Kreisler appears in six selections from early acoustic records, his sterling tone able to overcome the heavy shellac noises endemic to the period.  The “Liebesfreud/Liebesleid” combination and “Tambourin chinois” from England (6 November 1911) convey a warm charm, given the surface noise makes us think Kreisler plays near a crackling-log fireplace. The “Schoen Rosmarin,” and Andantino “in the style of Padre Martini” were cut in Camden, New Jersey, 18 December 1912 and their sound proves inferior to the British sides. The earliest of the inscriptions, Tchaikovsky’s lovely, simple “Song Without Words” (20 May 1910) suffers intrusive swish, but Kreisler’s direct sincerity somehow survives. The two elusive Jascha Heifetz Deccas from 1945 that had separate reissue from MCA feature the suave master in arrangements by Kreisler of Gluck’s “Melodie” and Rimsky-Korsakov’s “Hymn to the Sun,” each a slick testimony to an effortless finesse that Virgil Thomson once characterized as “Silk Underwear Music.” David Oistrach (10 December 1949) offers one appearance, in a bold rendition from Moscow of “La Gitana” with accompanist Yampolsky.  Most elegant on every level enters Christian Ferras (1933-1982), the tragically-fated French virtuoso who brings us to immediate tears with his Dvorak “Humoresque” from Paris (16 December 1968).  Equally subtle is Ferras’ “Serenade espagnole” by Chaminade, calling upon Ferras’ whistling slides and flute tone. His “Hindu Song” combines sensuality and mysticism, making us want to hear him in a complete Scheherazade. The concluding Falla piece resounds with fire in lofty sparks, violin and keyboard in feral, unanimous heat.

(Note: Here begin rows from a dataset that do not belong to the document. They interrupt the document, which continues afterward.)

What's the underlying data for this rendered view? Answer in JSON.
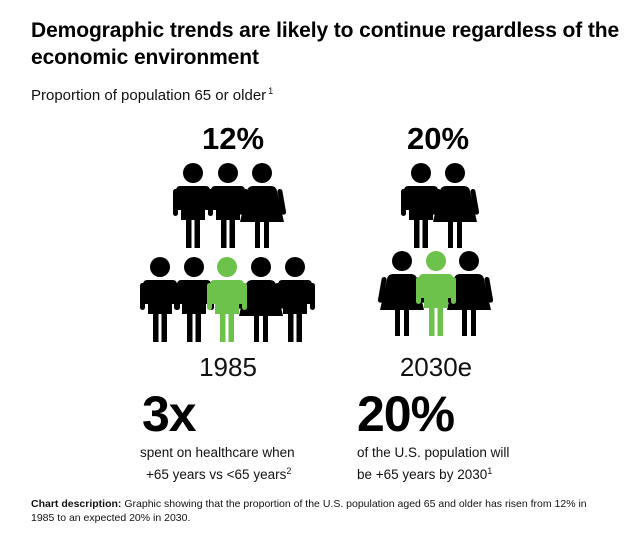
{
  "title": "Demographic trends are likely to continue regardless of the economic environment",
  "subtitle": {
    "text": "Proportion of population 65 or older",
    "footnote": "1"
  },
  "colors": {
    "accent": "#6cc24a",
    "figure": "#000000"
  },
  "panels": [
    {
      "percent": "12%",
      "year": "1985",
      "big_stat": "3x",
      "desc_line1": "spent on healthcare when",
      "desc_line2": "+65 years vs <65 years",
      "desc_footnote": "2"
    },
    {
      "percent": "20%",
      "year": "2030e",
      "big_stat": "20%",
      "desc_line1": "of the U.S. population will",
      "desc_line2": "be +65 years by 2030",
      "desc_footnote": "1"
    }
  ],
  "note": {
    "label": "Chart description:",
    "text": "Graphic showing that the proportion of the U.S. population aged 65 and older has risen from 12% in 1985 to an expected 20% in 2030."
  }
}
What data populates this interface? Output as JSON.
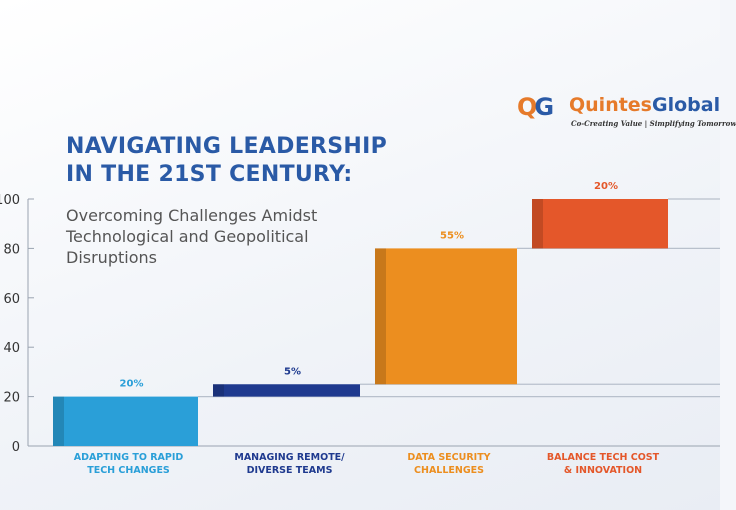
{
  "header": {
    "title_line1": "NAVIGATING LEADERSHIP",
    "title_line2": "IN THE 21ST CENTURY:",
    "subtitle": "Overcoming Challenges Amidst Technological and Geopolitical Disruptions"
  },
  "logo": {
    "mark_q": "Q",
    "mark_g": "G",
    "name_part1": "Quintes",
    "name_part2": "Global",
    "tagline": "Co-Creating Value | Simplifying Tomorrow"
  },
  "chart_data": {
    "type": "waterfall",
    "categories": [
      [
        "ADAPTING TO RAPID",
        "TECH CHANGES"
      ],
      [
        "MANAGING REMOTE/",
        "DIVERSE TEAMS"
      ],
      [
        "DATA SECURITY",
        "CHALLENGES"
      ],
      [
        "BALANCE TECH COST",
        "& INNOVATION"
      ]
    ],
    "values": [
      20,
      5,
      55,
      20
    ],
    "data_labels": [
      "20%",
      "5%",
      "55%",
      "20%"
    ],
    "colors": [
      "#2a9fd8",
      "#1f3a8f",
      "#ec8e1f",
      "#e4572a"
    ],
    "ylim": [
      0,
      100
    ],
    "yticks": [
      0,
      20,
      40,
      60,
      80,
      100
    ],
    "grid": false
  }
}
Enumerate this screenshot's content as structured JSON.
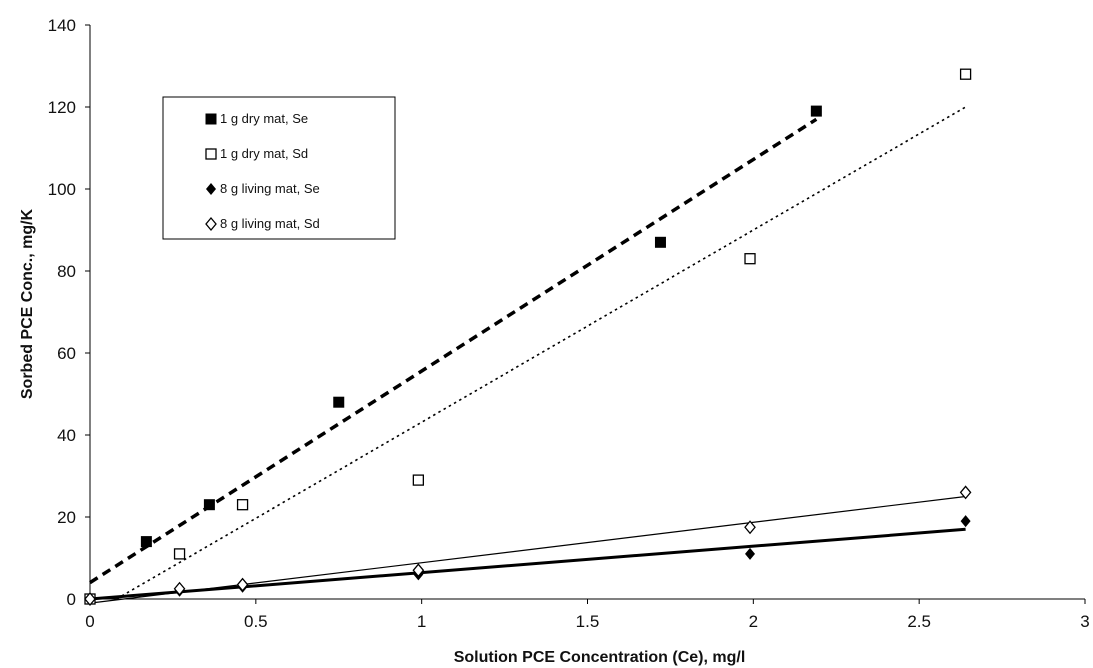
{
  "chart_data": {
    "type": "scatter",
    "xlabel": "Solution PCE Concentration (Ce), mg/l",
    "ylabel": "Sorbed PCE Conc.,  mg/K",
    "xlim": [
      0,
      3
    ],
    "ylim": [
      0,
      140
    ],
    "x_ticks": [
      "0",
      "0.5",
      "1",
      "1.5",
      "2",
      "2.5",
      "3"
    ],
    "y_ticks": [
      "0",
      "20",
      "40",
      "60",
      "80",
      "100",
      "120",
      "140"
    ],
    "grid": false,
    "legend_position": "upper-left",
    "series": [
      {
        "name": "1 g dry mat, Se",
        "marker": "filled-square",
        "color": "#000000",
        "points": [
          [
            0,
            0
          ],
          [
            0.17,
            14
          ],
          [
            0.36,
            23
          ],
          [
            0.75,
            48
          ],
          [
            1.72,
            87
          ],
          [
            2.19,
            119
          ]
        ],
        "trendline": {
          "style": "dashed-bold",
          "from": [
            0,
            4
          ],
          "to": [
            2.19,
            117
          ]
        }
      },
      {
        "name": "1 g dry mat, Sd",
        "marker": "open-square",
        "color": "#000000",
        "points": [
          [
            0,
            0
          ],
          [
            0.27,
            11
          ],
          [
            0.46,
            23
          ],
          [
            0.99,
            29
          ],
          [
            1.99,
            83
          ],
          [
            2.64,
            128
          ]
        ],
        "trendline": {
          "style": "dotted",
          "from": [
            0.08,
            0
          ],
          "to": [
            2.64,
            120
          ]
        }
      },
      {
        "name": "8 g living mat, Se",
        "marker": "filled-diamond",
        "color": "#000000",
        "points": [
          [
            0,
            0
          ],
          [
            0.27,
            2
          ],
          [
            0.46,
            3
          ],
          [
            0.99,
            6
          ],
          [
            1.99,
            11
          ],
          [
            2.64,
            19
          ]
        ],
        "trendline": {
          "style": "solid-bold",
          "from": [
            0,
            0
          ],
          "to": [
            2.64,
            17
          ]
        }
      },
      {
        "name": "8 g living mat, Sd",
        "marker": "open-diamond",
        "color": "#000000",
        "points": [
          [
            0,
            0
          ],
          [
            0.27,
            2.5
          ],
          [
            0.46,
            3.5
          ],
          [
            0.99,
            7
          ],
          [
            1.99,
            17.5
          ],
          [
            2.64,
            26
          ]
        ],
        "trendline": {
          "style": "solid-thin",
          "from": [
            0,
            -1
          ],
          "to": [
            2.64,
            25
          ]
        }
      }
    ]
  }
}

Shlomo Mintz (b. 1957) offers nine pieces by Kreisler from the Jerusalem Music Center in June 1980, enough to establish his seamless credentials in this music, much of which basks in Iberian rhythms and Viennese lilts. The Wieniawski “Caprice” provides a good example of peerless nonchalance. The naturalness of the Slavonic Dance in E Minor melts one’s musical complacency about familiar strains. The lovely keyboard work from Clifford Benson deserves no less note for its plangent bass tones. After the warmly romantic “Larghetto” of Weber, the “Gypsy Caprice” plays like a Cheshire Cat, coy and canny, Kreisler by way of Satie. Both Glazunov and Granados replicate the strumming of Spanish guitars, and a fine troubadour the violin makes besides, anticipating Sarasate. Mintz injects a slide or sforzato into the Granados to spice up the already pulsating rhythmic thrusts of this inspired dance. The neatly galant “La Precieuse” typifies the Kreisler ternary song style, arched, rhythmically alert, and eminently charming.

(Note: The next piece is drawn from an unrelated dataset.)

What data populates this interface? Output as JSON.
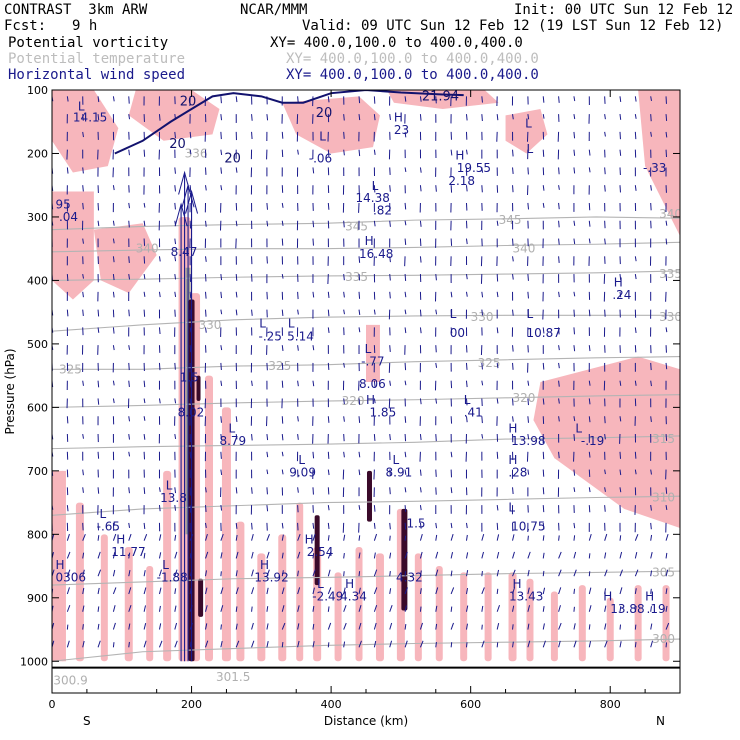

Gidon Kremer (b. 1947) renders up two Kreisler characteristic pieces from 1995, accompanied by Oleg Maisenberg (b. 1945), first in “Syncopation,” a piece wherein Kreisler approaches Scott Joplin. The “Marche miniature viennoise” projects its own sophisticate’s panache, a militant moment in a bottle. The last four selections come to us courtesy of Anne-Sophie Mutter of the restrained vibrato but the romantic temperament, playing first three staples (rec. 14 January 2002): “Schoen Rosmarin,” “Caprice viennois,” and “Liebesleid”. What Mutter withholds in vibrato she adds in rubato and schwung. She and Lambert Orkis turn “Caprice viennois” into a virtual Hungarian Rhapsody, lassu and friss.  The tempo for “Liebesleid” borders on the moribund, except it has lilt. Finally, Mutter and Andre Previn in happier days, playing (21 September 2008) Mendelssohn’s “Spring Song”, relatively aerial and sunny.